The experimental set-up and results covered in this post can be found here: 10.5281/zenodo.2541053.
A lot has happened in the past few months and it is with mixed feelings that I am finishing up my postdoc here at SGC! I feel very privileged to have been part of the great science going on at SGC and a pioneer of the Open Notebook initiative here, contributing to open science. Nonetheless, the science has to go on! Hopefully, my posts in this Open Notebook have provided new perspectives to people working on similar projects and trying to learn more about Huntington’s Disease and huntingtin (HTT), inspired people to strive on for science despite the negative and/or inconclusive data, or at least given some insight to how life on the bench is like in general.

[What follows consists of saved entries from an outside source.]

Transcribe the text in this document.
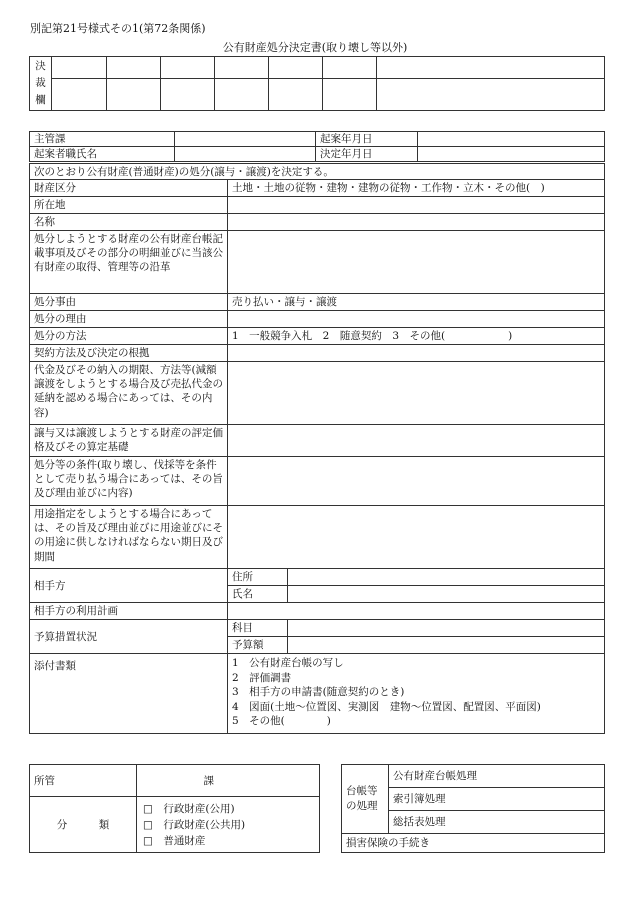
別記第21号様式その1(第72条関係)
公有財産処分決定書(取り壊し等以外)
決
裁
欄							

主管課		起案年月日	
起案者職氏名		決定年月日	
次のとおり公有財産(普通財産)の処分(譲与・譲渡)を決定する。
財産区分	土地・土地の従物・建物・建物の従物・工作物・立木・その他(　)
所在地	
名称	
処分しようとする財産の公有財産台帳記載事項及びその部分の明細並びに当該公有財産の取得、管理等の沿革	
処分事由	売り払い・譲与・譲渡
処分の理由	
処分の方法	1　一般競争入札　2　随意契約　3　その他(　　　　　　)
契約方法及び決定の根拠	
代金及びその納入の期限、方法等(減額譲渡をしようとする場合及び売払代金の延納を認める場合にあっては、その内容)	
譲与又は譲渡しようとする財産の評定価格及びその算定基礎	
処分等の条件(取り壊し、伐採等を条件として売り払う場合にあっては、その旨及び理由並びに内容)	
用途指定をしようとする場合にあっては、その旨及び理由並びに用途並びにその用途に供しなければならない期日及び期間	
相手方	住所	
氏名	
相手方の利用計画	
予算措置状況	科目	
予算額	
添付書類		1　公有財産台帳の写し
2　評価調書
3　相手方の申請書(随意契約のとき)
4　図面(土地～位置図、実測図　建物～位置図、配置図、平面図)
5　その他(　　　　)
所管	課
分　　　類	□　行政財産(公用)
□　行政財産(公共用)
□　普通財産
台帳等
の処理	公有財産台帳処理
索引簿処理
総括表処理
損害保険の手続き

Previously, I showed that the use of PRMT5 inhibitors from the SGC probe library, namely GSK591 and LLY283, were able to decrease levels of HTT in HeLa cells. SGC2096, the inactive control to GSK591, was not able to decrease HTT protein levels. This, together with the different mechanisms of action of GSK591 and LLY283 in inhibiting PRMT5, demonstrates that it is indeed through the specific inhibition of PRMT5 that HTT protein levels were decreased. So far, I have not come across any drug that is able to regulate the levels of HTT protein. As such, the inhibition of PRMT5 to reduce the expression of HTT at the protein level presents a potential and exciting therapeutic avenue for the treatment of Huntington’s disease.
The findings that PRMT5 inhibition itself can affect the expression of HTT at the protein level suggests that there might be some interaction and possible feedback loop in play between PRMT5 and HTT. We thus further investigated how PRMT5 inhibition may contribute to the decrease in HTT protein levels to elucidate the mechanisms involved in this process. As PRMT5 is the main enzyme known to mediate symmetric demethylation of arginine (SDMA), we thus checked how the levels of SDMA are affected by PRMT5 inhibition and HTT knockdown.
Unsurprisingly, PRMT5 inhibition with GSK591 or LLY283 led to the decrease in SDMA. However, we also noticed a slight decrease in SDMA across all 3 HTT knockdown samples! Although this decrease is marginal, its occurrence across all the HTT knockdown samples we tested gives confidence to this observation and corroborates the hypothesis that PRMT5 and HTT are part of a feedback loop rather than that HTT is simply downstream of PRMT5, since the inhibition of PRMT5 leads to a decrease in HTT, and a decrease in HTT by way of HTT knockdown leads to a decrease in SDMA, which is mainly mediated by PRMT5.
The two-way crosstalk demonstrated by PRMT5 activity levels affecting the expression of HTT and the presence (or absence, since we used a knockdown model) of HTT likewise decreasing SDMA levels suggests that the relationship between PRMT5 and HTT is complicated and reciprocal, with one regulating the other possibly through post-translational modifications such as SDMA and other epigenetic mechanisms, and warrants further investigation as to how the activity and levels of PRMT5 and HTT are related. Some important future experiments would be to test if PRMT inhibition is also able to decrease the protein levels of mutant HTT similarly to how it affects wild-type HTT, and if so, this will be an exciting opportunity to follow up on in the search of a potential therapy for Huntington’s disease.